While those are certainly reasonable arguments, they’re not even close to air-tight. The president might be the chief executive, but he’s not running the branch by himself. He has a large cabinet and extensive staff to assist him. It might be wildly inconvenient for a president to fend off criminal prosecution during his term, but Trump himself has bragged that he could continue running his businesses in tandem with running the country. For such a master multitasker, what’s a little prosecution thrown into the mix?
On the second argument, I’m going to go with what Leon Jaworski said in his brief — that the reference to timing was simply the framers’ way of insuring that an impeached official could not raise a double-jeopardy objection to a subsequent prosecution. Jaworski also noted that the sentence applied to all officials who are subject to impeachment, not just to the President. I think we’re pretty clear that officials who are not the president can definitely be prosecuted; therefore, it’s not really logical to conclude that the clause prohibited any prosecution, much less specified that there are special rules for the president.

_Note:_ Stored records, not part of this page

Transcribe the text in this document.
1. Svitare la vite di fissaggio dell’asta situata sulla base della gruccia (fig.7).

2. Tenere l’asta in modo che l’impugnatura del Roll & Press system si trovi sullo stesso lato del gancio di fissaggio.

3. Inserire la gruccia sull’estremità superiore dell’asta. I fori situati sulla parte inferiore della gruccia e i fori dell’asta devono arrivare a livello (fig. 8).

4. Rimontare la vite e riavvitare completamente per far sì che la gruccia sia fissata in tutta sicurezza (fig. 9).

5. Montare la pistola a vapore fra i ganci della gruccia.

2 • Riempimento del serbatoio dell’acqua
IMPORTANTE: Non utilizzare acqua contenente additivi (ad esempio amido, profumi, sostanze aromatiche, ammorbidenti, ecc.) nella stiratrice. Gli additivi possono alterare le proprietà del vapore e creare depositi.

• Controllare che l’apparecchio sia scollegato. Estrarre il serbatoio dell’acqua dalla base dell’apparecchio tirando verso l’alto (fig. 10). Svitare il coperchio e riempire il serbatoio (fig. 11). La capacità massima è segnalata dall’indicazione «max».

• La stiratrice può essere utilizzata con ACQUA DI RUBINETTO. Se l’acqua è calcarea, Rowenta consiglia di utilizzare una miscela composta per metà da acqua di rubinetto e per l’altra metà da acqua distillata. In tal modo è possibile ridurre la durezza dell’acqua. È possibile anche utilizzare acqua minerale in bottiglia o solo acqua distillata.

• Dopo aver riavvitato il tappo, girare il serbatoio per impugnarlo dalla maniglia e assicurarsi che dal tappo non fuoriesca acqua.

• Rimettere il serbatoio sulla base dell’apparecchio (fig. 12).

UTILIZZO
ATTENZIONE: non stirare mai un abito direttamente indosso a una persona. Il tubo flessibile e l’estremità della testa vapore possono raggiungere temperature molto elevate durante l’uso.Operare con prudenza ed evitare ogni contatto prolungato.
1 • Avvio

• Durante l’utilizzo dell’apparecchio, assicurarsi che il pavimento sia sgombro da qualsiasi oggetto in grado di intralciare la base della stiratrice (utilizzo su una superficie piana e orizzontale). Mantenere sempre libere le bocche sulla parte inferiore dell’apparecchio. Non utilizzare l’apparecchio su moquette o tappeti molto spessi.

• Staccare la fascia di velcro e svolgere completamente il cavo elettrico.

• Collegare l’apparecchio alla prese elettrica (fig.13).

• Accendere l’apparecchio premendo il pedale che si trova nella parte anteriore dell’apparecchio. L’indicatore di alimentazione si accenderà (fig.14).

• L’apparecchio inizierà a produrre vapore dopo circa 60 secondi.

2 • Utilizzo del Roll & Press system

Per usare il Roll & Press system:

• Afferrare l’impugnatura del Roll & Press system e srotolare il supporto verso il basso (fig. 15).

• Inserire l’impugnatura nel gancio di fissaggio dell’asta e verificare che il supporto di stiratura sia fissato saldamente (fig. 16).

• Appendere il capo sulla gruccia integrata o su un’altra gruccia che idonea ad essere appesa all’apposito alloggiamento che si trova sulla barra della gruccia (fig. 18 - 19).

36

Where does that leave us? It’s simple. Trump likely committed obstruction of justice. The shortest distance between the #ComeyMemo and a Trump-free White House is a criminal prosecution. Forget 2018, forget political games and alliances. Criminal conduct warrants criminal prosecution. Blanket executive immunity may have made sense in the 70s, but like brown plaid and avocado-green appliances, it just doesn’t fit in 2017.
This is an opinion piece. The views expressed in this article are those of just the author.